Tibbi is a town and one of the seven tehsil headquarters of Hanumangarh district of Rajasthan state in India. It is nearby Hanumangarh city. It is at the junction of Haryana, Punjab, and Rajasthan states. The total population of Tibbi as of 2011 is 11,553 .

==Geography==
It is also called the "Rice Belt of Rajasthan". Indira Gandhi Canal enters Rajasthan, from Punjab, at Masitawali and Talwara Jheel head village of Tibbi. Tibbi is situated on the bank of Ghaggar River which is the present form of the last mythological river Saraswati. Ghaggar River, which is also called as ‘Nali’ in local dialect. The Ghaghar river (paleochannel of sacred Sarasvati River), which originates at Adi Badri, Haryana in Sivalik Hills in Haryana, also enter in Tibbi from Haryana, and it flows to Pakistan via Anupgarh and Ganganagar.

==Demography==
As per 2011 census, Tibi tehsil had a population of 165,217, of which 86,128 were males and 79,089 were females across 31,401 families with an average sex ratio of 918 female per 1000 male. The whole population live in Rural areas. The average literacy rate is 54.8% overall, 63.4% male and 45.4% female.

==History==
Thakur Parasaram Singh Gahlot (sisodiya) came from Kuchera to Tibbi village in 1769 during the rule of Maharaja Gaj Singh of the princely state of Bikaner.At that time, Nagaur King Bakht Singh and Bikaner Maharaja Gaj Singh were jointly fighting with Jodhpur Maharaja Ram Singh in Nagaur.After defeating the Medtiyas, Gaj Singh gave villages as a reward to the assistant Thakurs. Thakur Parsaram Singh got the Bhomiyat of Tibi pargana by Gaj Singh in 1769 and they shared tibbi's bhomiyat with DHAKA'S who were already residing here. Thakur Parasram Singh ended the Terror and Robbery of Mushlim Akranta Sher Khan here. The village of Sherekan near Tibbi is named after the same robber. The "Gaddi" here was constructed by Bikaner Maharaj Surat Singh in 1801, which is currently the Tibbi police station.

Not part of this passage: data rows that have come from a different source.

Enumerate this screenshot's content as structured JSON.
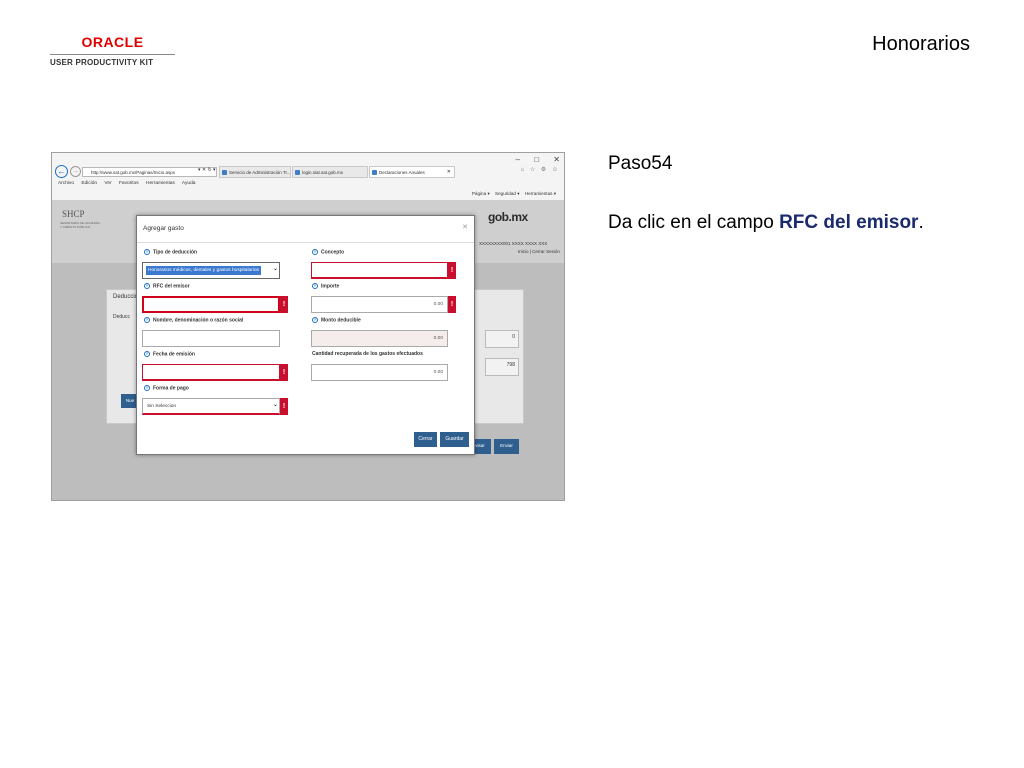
{
  "header": {
    "logo_brand": "ORACLE",
    "logo_product": "USER PRODUCTIVITY KIT",
    "title": "Honorarios"
  },
  "instruction": {
    "step": "Paso54",
    "text_before": "Da clic en el campo ",
    "target": "RFC del emisor",
    "text_after": "."
  },
  "browser": {
    "window_controls": [
      "–",
      "□",
      "✕"
    ],
    "address": "http://www.sat.gob.mx/Paginas/Inicio.aspx",
    "address_tools": "▾ ✕ ↻ ▾",
    "tabs": [
      {
        "label": "Servicio de Administración Tr...",
        "active": false
      },
      {
        "label": "login.siat.sat.gob.mx",
        "active": false
      },
      {
        "label": "Declaraciones Anuales",
        "active": true
      }
    ],
    "menu": [
      "Archivo",
      "Edición",
      "Ver",
      "Favoritos",
      "Herramientas",
      "Ayuda"
    ],
    "right_icons": [
      "⌂",
      "☆",
      "⚙",
      "☺"
    ],
    "command_bar": [
      "Página ▾",
      "Seguridad ▾",
      "Herramientas ▾"
    ]
  },
  "site": {
    "shcp": "SHCP",
    "shcp_sub": "SECRETARÍA DE HACIENDA Y CRÉDITO PÚBLICO",
    "gobmx": "gob.mx",
    "user": "XXXXXXXX001 XXXX XXXX XXX",
    "links": "Inicio | Cerrar Sesión",
    "panel_title": "Deduccio",
    "panel_radio": "Deducc",
    "values": [
      "0",
      "798"
    ],
    "nuevo_btn": "Nue",
    "revisar_btn": "visar",
    "enviar_btn": "Enviar"
  },
  "modal": {
    "title": "Agregar gasto",
    "close": "✕",
    "fields": {
      "tipo_label": "Tipo de deducción",
      "tipo_value": "Honorarios médicos, dentales y gastos hospitalarios",
      "concepto_label": "Concepto",
      "rfc_label": "RFC del emisor",
      "importe_label": "Importe",
      "importe_value": "0.00",
      "nombre_label": "Nombre, denominación o razón social",
      "monto_label": "Monto deducible",
      "monto_value": "0.00",
      "fecha_label": "Fecha de emisión",
      "cantidad_label": "Cantidad recuperada de los gastos efectuados",
      "cantidad_value": "0.00",
      "forma_label": "Forma de pago",
      "forma_value": "Sin Seleccion"
    },
    "error_mark": "!",
    "help_mark": "?",
    "caret": "⌄",
    "cerrar_btn": "Cerrar",
    "guardar_btn": "Guardar"
  },
  "colors": {
    "error": "#c8102e",
    "highlight": "#d0021b",
    "button": "#2f5f8f",
    "oracle_red": "#e00000"
  }
}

Talwara lake in tibbi tehsil is also known for Taraian war (1191-1192) between Prithviraj Chauhan and Mohammad Gauri . In his invasion of India in 1398-99 CE, Timur encamped at the banks of this lake after overpowering Bhatner fort in modern-day Hanumangarh.

The first elected Sarpanch of Tibbi village, under the Panchayati Raj System after Independence, was Thakur Kesari Singh Gahlot/Sisodiya. His son, Rajendra Singh Gahlot/Sisodiya, was also elected to the same post in the succeeding years.